I'm not sure I ever had faith in capitalism. There's just some shameless and obvious wrongness about it, like watching the Disney dog skinning movie and believing Cruella de Vil is the protagonist. It's always felt like thinly veiled post-hoc justifications/cover ups for might makes right, victim blaming, kleptomania, etc.. Lot's of mental gymnastics for "it's in my hands, therefor should be mine" and "there's nothing wrong, you shouldn't do anything to fix society". It's like having faith Santa Claus is real, past the age of children, you just have to be gullible or benefiting from others being gullible to believe this.
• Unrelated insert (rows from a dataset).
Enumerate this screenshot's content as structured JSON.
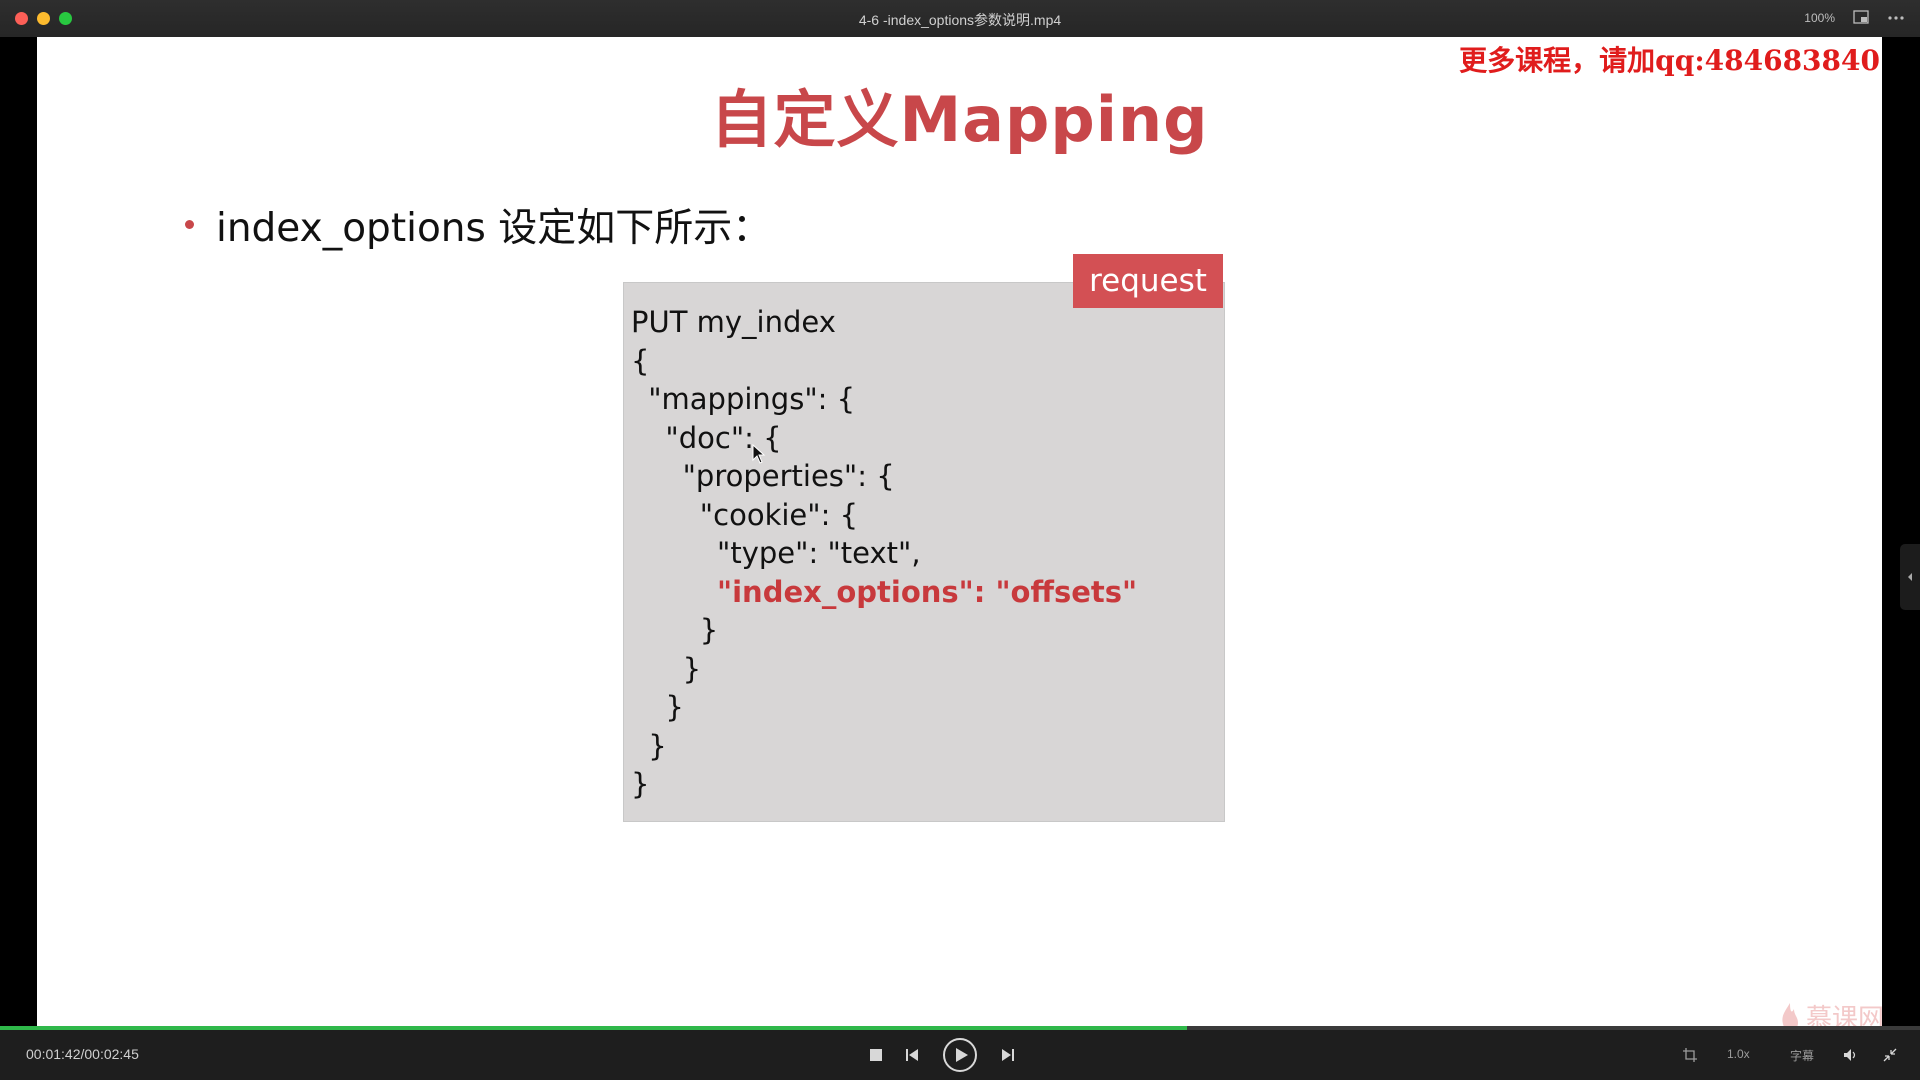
{
  "window": {
    "title": "4-6 -index_options参数说明.mp4",
    "zoom_level": "100%"
  },
  "icons": {
    "close": "close-icon",
    "minimize": "minimize-icon",
    "maximize": "maximize-icon",
    "pip": "picture-in-picture-icon",
    "more": "more-icon",
    "stop": "stop-icon",
    "previous": "skip-previous-icon",
    "play": "play-icon",
    "next": "skip-next-icon",
    "crop": "crop-icon",
    "volume": "volume-icon",
    "exit_fullscreen": "exit-fullscreen-icon",
    "side_panel": "chevron-left-icon"
  },
  "slide": {
    "watermark": "更多课程，请加qq:484683840",
    "title": "自定义Mapping",
    "bullet": "index_options 设定如下所示：",
    "badge": "request",
    "code": [
      "PUT my_index",
      "{",
      "  \"mappings\": {",
      "    \"doc\": {",
      "      \"properties\": {",
      "        \"cookie\": {",
      "          \"type\": \"text\",",
      "          \"index_options\": \"offsets\"",
      "        }",
      "      }",
      "    }",
      "  }",
      "}"
    ],
    "highlight_line": 7,
    "brand_logo": "慕课网"
  },
  "player": {
    "time": "00:01:42/00:02:45",
    "progress": 0.618,
    "speed_label": "1.0x",
    "subtitle_label": "字幕"
  },
  "colors": {
    "accent_red": "#c8474a",
    "watermark_red": "#e01c1c",
    "progress_green": "#2fb84a",
    "code_bg": "#d8d6d6"
  }
}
Although in debates most people argue like they have this weird idea that capitalism means personal freedoms like the right to flea markets, as opposed to the ideology that justifies the authoritarian control of society's capital concentrated into the hands of the capitalist class.
Moving back to France and seeing hundreds of homeless people, everywhere, all the time. Yellow vest protests crushed by the militarized police, essentially ignoring and suppressing poor people. Retirement reforms protests also crushed and bypassed by the state using 49.3 protocol to force the reform into law. Those protests getting ridiculed and activists patronized by french mainstream media, most of em owned by 10 billionaires who are all friends.